1935 Gibson Jumbo 

An absolutely incredible find, this 1935 Gibson Jumbo came to us from the family of the original local owner. It is about as perfect and clean as a vintage guitar can be, 100% original, and has just had its neck carefully reset by Folkway’s own, Mark Stutman.

The Jumbo was introduced in 1934 and has the distinction of being Gibson’s very first Jumbo-sized flat-top Spanish model. It was the forbearer of the J-35, J-45, and every other slope-shouldered Dreadnought that followed. To say that the Gibson Jumbo is an historically important model is a huge understatement; and this example is, without any exaggeration, among the finest of its kind in existence.

The Jumbo was a fairly expensive model upon its release at the depths of the Great Depression. At $60, the Jumbo was a lot of money for most people (an L-00’s $27.50, by comparison), and sales were sluggish. As such, Gibson simplified the guitar’s appointments in 1936 and settled upon what became the J-35, which was accordingly priced at $35.

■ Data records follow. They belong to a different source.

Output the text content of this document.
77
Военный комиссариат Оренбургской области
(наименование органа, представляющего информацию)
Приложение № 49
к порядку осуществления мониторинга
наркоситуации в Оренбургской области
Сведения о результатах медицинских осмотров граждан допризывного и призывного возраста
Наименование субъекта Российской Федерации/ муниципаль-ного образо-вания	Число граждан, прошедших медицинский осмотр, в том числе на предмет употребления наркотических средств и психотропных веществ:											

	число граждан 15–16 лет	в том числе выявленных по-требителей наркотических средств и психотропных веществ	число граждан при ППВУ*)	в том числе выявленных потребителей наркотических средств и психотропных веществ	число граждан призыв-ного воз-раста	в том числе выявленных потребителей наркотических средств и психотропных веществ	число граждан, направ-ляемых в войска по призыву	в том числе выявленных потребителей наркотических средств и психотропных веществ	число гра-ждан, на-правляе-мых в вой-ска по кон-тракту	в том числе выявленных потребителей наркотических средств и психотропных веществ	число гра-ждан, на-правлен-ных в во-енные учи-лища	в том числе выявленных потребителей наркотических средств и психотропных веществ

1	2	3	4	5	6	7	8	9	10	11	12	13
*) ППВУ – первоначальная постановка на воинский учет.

The Jumbo was designed with certain unique features that make them quite unique among slope-shouldered dreadnoughts. The body depth was almost untapered from the endpin to the neck heel, which adds considerable air-volume to the guitar and, by extension, more bass. In order to make the guitar’s bass less overwhelming, the soundhole size was reduced by ¼” to 3-3/4”, and the top was braced with three tonebars rather than two. Most Jumbos were built with tops that measure thinner than J-35 spec, which, in combination with the stiffer bracing, results in a guitar that can really be thought of as a really big L-00. The mids and trebles are thick, forward, and round; there is huge headroom, and the bass is there to support all the strength and power the guitar has to offer. If you’re lucky enough to play a Jumbo that’s not been heinously repaired, you’ll likely discover that there’s no better flatpicker in Gibson’s model history. Sadly, there are so few Jumbos remaining today that most who read this post won’t get a chance to experience one of these incredible guitars first-hand.

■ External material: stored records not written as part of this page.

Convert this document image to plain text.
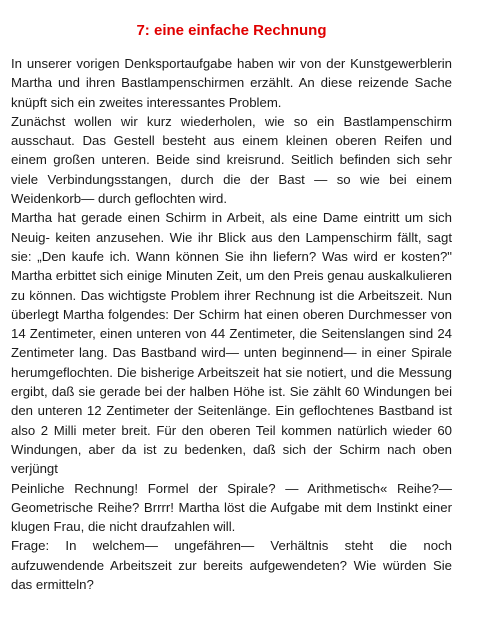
7: eine einfache Rechnung

In unserer vorigen Denksportaufgabe haben wir von der Kunstgewerblerin Martha und ihren Bastlampenschirmen erzählt. An diese reizende Sache knüpft sich ein zweites interessantes Problem.

Zunächst wollen wir kurz wiederholen, wie so ein Bastlampenschirm ausschaut. Das Gestell besteht aus einem kleinen oberen Reifen und einem großen unteren. Beide sind kreisrund. Seitlich befinden sich sehr viele Verbindungsstangen, durch die der Bast — so wie bei einem Weidenkorb— durch geflochten wird.

Martha hat gerade einen Schirm in Arbeit, als eine Dame eintritt um sich Neuig- keiten anzusehen. Wie ihr Blick aus den Lampenschirm fällt, sagt sie: „Den kaufe ich. Wann können Sie ihn liefern? Was wird er kosten?" Martha erbittet sich einige Minuten Zeit, um den Preis genau auskalkulieren zu können. Das wichtigste Problem ihrer Rechnung ist die Arbeitszeit. Nun überlegt Martha folgendes: Der Schirm hat einen oberen Durchmesser von 14 Zentimeter, einen unteren von 44 Zentimeter, die Seitenslangen sind 24 Zentimeter lang. Das Bastband wird— unten beginnend— in einer Spirale herumgeflochten. Die bisherige Arbeitszeit hat sie notiert, und die Messung ergibt, daß sie gerade bei der halben Höhe ist. Sie zählt 60 Windungen bei den unteren 12 Zentimeter der Seitenlänge. Ein geflochtenes Bastband ist also 2 Milli meter breit. Für den oberen Teil kommen natürlich wieder 60 Windungen, aber da ist zu bedenken, daß sich der Schirm nach oben verjüngt

Peinliche Rechnung! Formel der Spirale? — Arithmetisch« Reihe?— Geometrische Reihe? Brrrr! Martha löst die Aufgabe mit dem Instinkt einer klugen Frau, die nicht draufzahlen will.

Frage: In welchem— ungefähren— Verhältnis steht die noch aufzuwendende Arbeitszeit zur bereits aufgewendeten? Wie würden Sie das ermitteln?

This example is in near-perfect condition. Playwear is limited to light string grooves on the first three frets and capo wear on the back of the same part of the neck. The only crack is at the inner pickguard margin, and there is a 1” back seam separation that has been glued. The neck has been reset and the bone saddle is a look-alike replacement of the original, which was cut low; but the bridge, pins, bridge plate, bracing, nut, frets, and all the finish are factory stock and are without repairs or modifications. It’s a seriously clean guitar. Original Grover G-98 tuners, original rope strap, endpin, and ‘Challenge’ case, too.

Spruce top, mahogany back and sides, mahogany neck with bound rosewood fretboard and inlaid pearl dots. Bone nut, nickel tuners, pearl headstock logo. Small rectangle bridge with factory original bridge bolts and pearl dots, firestripe pickguard. Bound top and back, sunburst lacquer to all surfaces.

The body is 16” wide with depth that tapers from 4-1/2” to 4-3/16. 3-3/4” soundhole diameter. V-shaped neck with 1-3/4” nut, 24.75” scale, and 2-3/8” string spacing at the saddle. Neck depth measures .968” at the 1st fret and 1.065” at the 9th. Set up with Darco 12s and an action of 5-6 64ths. The original frets are untouched.